BANG, BANG, BANG, BANG, BANG!
Apparently, our next door neighbor had caught the insanity as well. But hers was not the benign kind. No, hers was the drunk-as-hell, holy-rolling up to my front door and sticking her finger at M’s nose kind of madness. The fever that really only comes out at 1:30 am. On a late Monday night. (Well, Tuesday morning, but why quibble?)
After we banished her back to her music-pumping lair, she continued to scream, this time at her poor boyfriend for “not being on her side.”
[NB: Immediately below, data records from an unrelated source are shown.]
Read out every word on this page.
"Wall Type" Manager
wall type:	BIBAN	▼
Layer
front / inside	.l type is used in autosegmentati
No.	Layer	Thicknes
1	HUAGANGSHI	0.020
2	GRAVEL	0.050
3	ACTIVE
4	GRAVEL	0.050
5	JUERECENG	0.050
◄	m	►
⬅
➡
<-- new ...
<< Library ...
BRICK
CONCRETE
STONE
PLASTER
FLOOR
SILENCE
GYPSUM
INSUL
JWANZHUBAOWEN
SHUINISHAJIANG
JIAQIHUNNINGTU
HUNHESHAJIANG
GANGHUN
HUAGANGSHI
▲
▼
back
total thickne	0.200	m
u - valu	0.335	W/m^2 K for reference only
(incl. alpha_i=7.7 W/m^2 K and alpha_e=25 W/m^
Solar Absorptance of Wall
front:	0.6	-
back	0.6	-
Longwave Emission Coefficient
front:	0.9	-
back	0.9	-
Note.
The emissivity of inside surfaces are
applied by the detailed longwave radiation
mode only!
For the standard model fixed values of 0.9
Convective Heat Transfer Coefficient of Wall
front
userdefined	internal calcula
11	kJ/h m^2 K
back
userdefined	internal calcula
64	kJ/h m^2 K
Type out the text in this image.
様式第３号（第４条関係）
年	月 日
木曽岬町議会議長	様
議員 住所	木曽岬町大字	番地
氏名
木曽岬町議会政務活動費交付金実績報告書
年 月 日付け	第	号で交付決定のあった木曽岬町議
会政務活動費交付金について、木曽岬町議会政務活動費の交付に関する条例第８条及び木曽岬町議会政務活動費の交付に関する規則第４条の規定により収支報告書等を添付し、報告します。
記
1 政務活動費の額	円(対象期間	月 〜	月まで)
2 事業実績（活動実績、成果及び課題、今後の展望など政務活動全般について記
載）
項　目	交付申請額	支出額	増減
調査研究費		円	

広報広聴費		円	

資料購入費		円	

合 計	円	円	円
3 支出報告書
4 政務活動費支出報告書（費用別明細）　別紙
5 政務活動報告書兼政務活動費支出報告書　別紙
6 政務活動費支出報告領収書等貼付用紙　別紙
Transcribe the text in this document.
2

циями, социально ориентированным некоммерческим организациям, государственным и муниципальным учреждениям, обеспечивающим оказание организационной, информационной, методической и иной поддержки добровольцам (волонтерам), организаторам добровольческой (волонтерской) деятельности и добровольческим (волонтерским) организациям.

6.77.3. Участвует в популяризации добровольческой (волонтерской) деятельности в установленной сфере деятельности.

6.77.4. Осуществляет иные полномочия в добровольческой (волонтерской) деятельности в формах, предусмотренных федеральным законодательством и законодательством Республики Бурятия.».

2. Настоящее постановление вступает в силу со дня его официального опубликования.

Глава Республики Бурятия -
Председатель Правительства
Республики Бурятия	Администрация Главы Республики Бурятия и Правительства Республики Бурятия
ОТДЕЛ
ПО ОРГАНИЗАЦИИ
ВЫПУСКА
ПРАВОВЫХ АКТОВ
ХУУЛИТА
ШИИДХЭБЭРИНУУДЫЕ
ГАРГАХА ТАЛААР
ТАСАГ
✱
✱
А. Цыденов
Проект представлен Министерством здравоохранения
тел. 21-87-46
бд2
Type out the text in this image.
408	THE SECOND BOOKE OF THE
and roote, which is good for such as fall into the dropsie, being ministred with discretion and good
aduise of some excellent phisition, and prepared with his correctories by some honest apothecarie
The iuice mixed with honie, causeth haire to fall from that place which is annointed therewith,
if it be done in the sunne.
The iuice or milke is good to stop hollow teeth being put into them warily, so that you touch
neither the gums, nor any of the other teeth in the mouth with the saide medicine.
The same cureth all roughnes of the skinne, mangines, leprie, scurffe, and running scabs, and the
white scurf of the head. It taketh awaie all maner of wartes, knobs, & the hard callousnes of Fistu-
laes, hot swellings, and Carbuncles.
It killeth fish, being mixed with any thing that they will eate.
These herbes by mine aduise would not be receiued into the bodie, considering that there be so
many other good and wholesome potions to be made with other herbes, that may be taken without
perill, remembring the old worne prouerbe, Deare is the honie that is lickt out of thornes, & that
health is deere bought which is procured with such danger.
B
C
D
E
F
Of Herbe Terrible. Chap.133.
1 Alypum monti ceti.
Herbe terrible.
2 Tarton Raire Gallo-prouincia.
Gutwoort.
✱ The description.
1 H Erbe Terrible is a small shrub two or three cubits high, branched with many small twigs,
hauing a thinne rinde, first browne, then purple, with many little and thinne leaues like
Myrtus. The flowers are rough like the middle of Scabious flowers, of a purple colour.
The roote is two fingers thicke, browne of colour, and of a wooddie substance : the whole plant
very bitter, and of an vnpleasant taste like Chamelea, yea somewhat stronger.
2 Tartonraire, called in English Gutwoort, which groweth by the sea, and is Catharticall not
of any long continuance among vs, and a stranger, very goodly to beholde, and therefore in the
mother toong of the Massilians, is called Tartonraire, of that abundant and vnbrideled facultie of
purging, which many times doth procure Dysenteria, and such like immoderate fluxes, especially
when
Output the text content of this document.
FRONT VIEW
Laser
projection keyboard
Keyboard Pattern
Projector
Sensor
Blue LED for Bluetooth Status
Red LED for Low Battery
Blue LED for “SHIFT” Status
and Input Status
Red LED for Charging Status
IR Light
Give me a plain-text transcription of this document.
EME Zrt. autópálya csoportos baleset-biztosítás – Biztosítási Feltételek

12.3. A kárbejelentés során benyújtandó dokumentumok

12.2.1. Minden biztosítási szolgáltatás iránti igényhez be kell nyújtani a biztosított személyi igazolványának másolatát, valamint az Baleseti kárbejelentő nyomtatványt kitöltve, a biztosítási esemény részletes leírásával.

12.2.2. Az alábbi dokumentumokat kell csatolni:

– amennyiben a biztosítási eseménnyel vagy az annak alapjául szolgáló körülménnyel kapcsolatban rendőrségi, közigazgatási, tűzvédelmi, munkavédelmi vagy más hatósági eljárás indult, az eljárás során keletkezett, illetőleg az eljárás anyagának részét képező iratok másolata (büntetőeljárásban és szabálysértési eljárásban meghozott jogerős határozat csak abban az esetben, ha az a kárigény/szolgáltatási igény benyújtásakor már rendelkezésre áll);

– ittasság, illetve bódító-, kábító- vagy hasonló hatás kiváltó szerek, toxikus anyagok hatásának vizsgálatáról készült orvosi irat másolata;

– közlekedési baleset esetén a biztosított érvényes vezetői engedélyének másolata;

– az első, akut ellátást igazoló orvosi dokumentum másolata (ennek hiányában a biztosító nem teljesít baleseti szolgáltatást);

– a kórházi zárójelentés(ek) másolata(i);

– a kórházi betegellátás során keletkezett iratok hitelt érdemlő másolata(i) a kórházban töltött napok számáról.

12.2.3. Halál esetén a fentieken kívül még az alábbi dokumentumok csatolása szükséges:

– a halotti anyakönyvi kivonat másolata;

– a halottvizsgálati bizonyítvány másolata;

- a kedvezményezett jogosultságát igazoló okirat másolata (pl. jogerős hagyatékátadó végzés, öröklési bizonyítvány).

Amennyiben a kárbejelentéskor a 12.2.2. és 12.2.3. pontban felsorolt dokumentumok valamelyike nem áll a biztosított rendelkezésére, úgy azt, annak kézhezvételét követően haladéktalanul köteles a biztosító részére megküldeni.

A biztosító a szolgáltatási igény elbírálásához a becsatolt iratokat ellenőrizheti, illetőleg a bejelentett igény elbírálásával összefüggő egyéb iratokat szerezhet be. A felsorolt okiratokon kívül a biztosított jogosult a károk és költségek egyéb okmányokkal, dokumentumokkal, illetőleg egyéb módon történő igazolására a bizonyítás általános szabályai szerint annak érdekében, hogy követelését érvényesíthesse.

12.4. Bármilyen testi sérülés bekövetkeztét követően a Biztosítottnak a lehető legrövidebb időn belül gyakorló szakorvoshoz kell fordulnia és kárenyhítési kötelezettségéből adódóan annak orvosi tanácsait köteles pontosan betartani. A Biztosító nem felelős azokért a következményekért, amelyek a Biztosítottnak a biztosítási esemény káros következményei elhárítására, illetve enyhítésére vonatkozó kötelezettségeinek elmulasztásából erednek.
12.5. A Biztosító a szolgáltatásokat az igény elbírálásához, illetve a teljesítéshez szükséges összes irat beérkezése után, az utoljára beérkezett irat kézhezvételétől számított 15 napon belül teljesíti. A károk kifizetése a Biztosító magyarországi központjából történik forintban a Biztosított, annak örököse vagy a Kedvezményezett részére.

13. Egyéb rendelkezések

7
Well, when you wake people in the apartment below and next to you in the wee hours of the morning, I can see why your boyfriend may not have been the most sympathetic. She berated him for 3 hours.
Seriously - until 4:30 am.
Sleep-deprived, sick with annoyance, anxiety, and festering anger, I decided to exorcise my demons the healthy, sane way.
I made a spicy pasta pomodoro for dinner. I wanted something more than ordinary spicy though. I wanted a nuclear bomb exploding in your brain and holding your ear canals POW spicy. A mouth-watering, eye-searing, yet still utterly delicious type of hot.
Six tomatoes were dismembered and reduced to bits, simmering over medium heat in a pungent base of olive oil, sauteed garlic, and onions. A mound of parsley was chopped and thrown in. (Yuck, but it needed to be used up.)
The pièce de résistance, a lone habanero chili. Chopped, with seeds intact, it was flung in the pan too. I even shook in black pepper, red pepper flakes and a dash of cayenne for different levels of heat.
The sauce, tossed with penne pasta, and topped with a spicy italian sausage for M, was a masterpiece. Definitely outdid the spaghetti alla carbonara of last Friday by a good mile. Complex, flavorful, boldly spicy, but restrained enough for my more delicate taste buds.
Meal finished, wine enjoyed, I felt somewhat better having cooked out most of my venomous bile. M, belly distended and groaning, had eaten himself stupid once again.